Employment Law Cases
Whistleblowing: relevance of conduct when making protected disclosure
Kong v Gulf International Bank Ltd
An employee was not automatically unfairly dismissed after making protected disclosures because her dismissal was for conduct reasons that were separable from the disclosures themselves.
Background
Ms Kong worked as Head of Financial Audit for Gulf International Bank. She raised several protected disclosures relating to an investment product the bank was offering. The Head of Legal, Ms Harding, challenged her view. Following their discussion there was an exchange of emails between the two. Ms Harding felt Ms Kong had impugned her integrity, was very upset, and raised the matter with the Head of HR and others. She stated she could not continue to work with Ms Kong. The Head of HR and the CEO formed a view that Ms Kong should be dismissed because of her behaviour and manner towards colleagues. The Group Chief auditor agreed and dismissed her. Ms Kong brought various claims, including automatic unfair dismissal for having made protected disclosures (whistleblowing). The tribunal found that Ms Kong was dismissed because of her conduct, not her protected disclosures and she appealed.

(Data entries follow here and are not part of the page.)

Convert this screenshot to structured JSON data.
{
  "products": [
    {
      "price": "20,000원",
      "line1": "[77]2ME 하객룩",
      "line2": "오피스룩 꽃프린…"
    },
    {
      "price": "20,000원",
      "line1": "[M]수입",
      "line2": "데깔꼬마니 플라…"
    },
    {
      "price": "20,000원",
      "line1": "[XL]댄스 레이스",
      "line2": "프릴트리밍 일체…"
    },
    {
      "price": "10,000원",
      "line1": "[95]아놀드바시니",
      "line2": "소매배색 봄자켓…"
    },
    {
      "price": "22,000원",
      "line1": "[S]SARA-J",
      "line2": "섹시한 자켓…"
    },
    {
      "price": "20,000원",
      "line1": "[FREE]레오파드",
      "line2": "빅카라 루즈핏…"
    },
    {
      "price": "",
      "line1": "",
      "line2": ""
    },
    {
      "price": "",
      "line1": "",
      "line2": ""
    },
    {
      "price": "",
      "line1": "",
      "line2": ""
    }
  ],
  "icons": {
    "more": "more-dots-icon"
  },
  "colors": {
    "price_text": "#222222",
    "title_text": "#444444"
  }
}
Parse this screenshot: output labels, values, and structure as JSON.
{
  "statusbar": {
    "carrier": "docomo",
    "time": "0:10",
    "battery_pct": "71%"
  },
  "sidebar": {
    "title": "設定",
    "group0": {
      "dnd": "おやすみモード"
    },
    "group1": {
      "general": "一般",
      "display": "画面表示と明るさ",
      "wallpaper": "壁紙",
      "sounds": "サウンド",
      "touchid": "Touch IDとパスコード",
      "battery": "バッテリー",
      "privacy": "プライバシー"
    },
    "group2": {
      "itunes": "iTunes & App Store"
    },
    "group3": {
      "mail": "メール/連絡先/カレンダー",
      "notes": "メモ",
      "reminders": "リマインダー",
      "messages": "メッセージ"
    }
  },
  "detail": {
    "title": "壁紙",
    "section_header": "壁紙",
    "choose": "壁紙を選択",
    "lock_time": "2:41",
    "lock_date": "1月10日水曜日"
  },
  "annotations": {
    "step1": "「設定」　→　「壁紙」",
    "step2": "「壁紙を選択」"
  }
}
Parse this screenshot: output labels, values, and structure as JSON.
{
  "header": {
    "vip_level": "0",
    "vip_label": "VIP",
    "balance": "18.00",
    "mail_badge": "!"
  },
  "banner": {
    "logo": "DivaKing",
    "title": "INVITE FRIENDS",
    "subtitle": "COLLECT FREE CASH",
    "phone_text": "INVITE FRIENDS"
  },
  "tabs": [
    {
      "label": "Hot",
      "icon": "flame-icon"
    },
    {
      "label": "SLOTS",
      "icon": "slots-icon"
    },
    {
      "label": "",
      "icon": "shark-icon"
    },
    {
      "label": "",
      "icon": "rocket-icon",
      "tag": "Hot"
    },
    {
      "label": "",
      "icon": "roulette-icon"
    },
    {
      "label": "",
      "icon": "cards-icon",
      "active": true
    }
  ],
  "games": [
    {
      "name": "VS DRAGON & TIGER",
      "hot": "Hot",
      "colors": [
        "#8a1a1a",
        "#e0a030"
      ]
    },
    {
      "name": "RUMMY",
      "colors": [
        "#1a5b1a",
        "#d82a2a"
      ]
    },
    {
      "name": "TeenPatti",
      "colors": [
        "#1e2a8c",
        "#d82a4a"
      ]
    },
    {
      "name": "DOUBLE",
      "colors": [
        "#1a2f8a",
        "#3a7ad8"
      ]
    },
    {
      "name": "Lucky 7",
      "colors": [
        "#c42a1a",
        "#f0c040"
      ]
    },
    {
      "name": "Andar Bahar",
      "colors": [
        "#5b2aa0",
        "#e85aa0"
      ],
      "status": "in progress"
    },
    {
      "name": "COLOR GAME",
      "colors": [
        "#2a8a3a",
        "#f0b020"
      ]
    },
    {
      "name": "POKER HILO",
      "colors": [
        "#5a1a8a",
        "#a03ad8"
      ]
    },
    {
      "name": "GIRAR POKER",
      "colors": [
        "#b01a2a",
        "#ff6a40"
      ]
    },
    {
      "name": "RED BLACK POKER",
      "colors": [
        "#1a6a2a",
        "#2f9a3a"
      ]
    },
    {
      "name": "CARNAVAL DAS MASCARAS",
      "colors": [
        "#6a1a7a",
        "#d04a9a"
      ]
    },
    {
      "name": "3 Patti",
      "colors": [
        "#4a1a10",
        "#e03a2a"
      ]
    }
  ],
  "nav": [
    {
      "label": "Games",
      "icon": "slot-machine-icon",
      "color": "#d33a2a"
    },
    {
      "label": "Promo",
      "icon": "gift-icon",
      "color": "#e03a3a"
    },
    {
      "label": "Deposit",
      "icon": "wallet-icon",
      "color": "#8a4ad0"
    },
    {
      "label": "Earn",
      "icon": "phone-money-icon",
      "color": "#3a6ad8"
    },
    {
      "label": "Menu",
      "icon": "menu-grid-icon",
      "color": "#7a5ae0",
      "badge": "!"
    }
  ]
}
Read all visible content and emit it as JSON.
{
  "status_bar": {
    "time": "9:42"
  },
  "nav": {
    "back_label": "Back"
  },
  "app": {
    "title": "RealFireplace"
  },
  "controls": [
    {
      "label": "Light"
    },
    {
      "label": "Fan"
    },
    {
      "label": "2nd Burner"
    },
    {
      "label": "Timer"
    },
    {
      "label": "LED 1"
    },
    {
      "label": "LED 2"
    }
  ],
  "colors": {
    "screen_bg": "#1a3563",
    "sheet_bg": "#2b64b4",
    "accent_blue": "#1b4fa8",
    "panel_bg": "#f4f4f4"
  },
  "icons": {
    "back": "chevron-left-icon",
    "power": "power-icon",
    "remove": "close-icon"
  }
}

The EAT upheld the tribunal’s decision. Having considered Royal Mail v Jhuti, it agreed that it was right not to attribute Ms Harding’s motives to the bank and the focus should be on the motives of the dismissal decision makers only. Ms Kong argued that dismissing her for questioning Ms Harding was, in effect, dismissing her because of the whistleblowing disclosures as the two were inseparable. The EAT disagreed. It said that Ms Kong’s concern that the bank was in danger of breaching regulatory requirements by using a legal agreement which was unsuitable for a new financial product was separable from how that state of affairs had come about, who was responsible for it and whether they deserved criticism in that regard. Ms Kong appealed.
Court of Appeal decision
The appeal was dismissed.
At this point the whistleblowing charity, Protect, intervened to argue that an employee’s conduct in making a disclosure should only be properly considered separable from the making of a protected disclosure where that conduct constitutes wholly unreasonable behaviour or serious misconduct.
The Court of Appeal did not agree. It said that, in principle, there can be a distinction between the whistleblowing disclosure itself and the conduct associated with making the disclosure (the ‘separability’ principle). The role of the tribunal is to identify the reason or reasons that operated on the mind of the decision maker when deciding to dismiss. Tribunals should be able to identify a feature of the conduct relied upon by the decision maker that is genuinely separable from the whistleblowing disclosure. Provided they can do this, the principal reason for the dismissal will be the conduct, not the whistleblowing disclosure.
Importantly, the court stated that there is no objective standard against which behaviour must be assessed to determine whether the separability principle applies in a particular case, nor any question of requiring behaviour to reach a particular threshold of seriousness before that behaviour or conduct can be distinguished as separable from the making of the protected disclosure itself. The ‘separability’ principle is not a rule of law or a basis for deeming an employer’s reason to be anything other than the facts disclose it to be. It is simply a label that identifies what may in a particular case be a necessary step in the process of determining what, as a matter of fact, was the real reason for the treatment of the employee.
Ultimately the question is what motivated the decision maker to dismiss or treat a whistleblower in an adverse way. In an appropriate case, a tribunal may be entitled to conclude that there is a separate feature of a whistleblower’s conduct that is distinct from the disclosure itself and is the principal reason for his or her treatment. Here the tribunal was entitled to conclude that what motivated the decision to dismiss was not Ms King’s protected disclosure, but rather her lack of emotional intelligence and insensitivity in the way she conveyed personal criticisms of a colleague.
Ms Kong was subsequently awarded £87,693.83 compensation when she won her claim for unfair dismissal, including a 25% uplift for failure to follow the ACAS code of practice.
Comment
The Supreme Court has refused permission to appeal on the basis that the case does not raise an arguable point of law.
Employers should always carefully document the reason for dismissal and (where appropriate) the decision to dismiss should be taken by someone who has not previously been involved in the situation that led to the dismissal. Here the bank was helped by the fact that it could evidence its reasons and that those reasons were found to be unrelated to the protected disclosures. It was also helped by the fact that Ms Harding had taken no part in the decision to dismiss.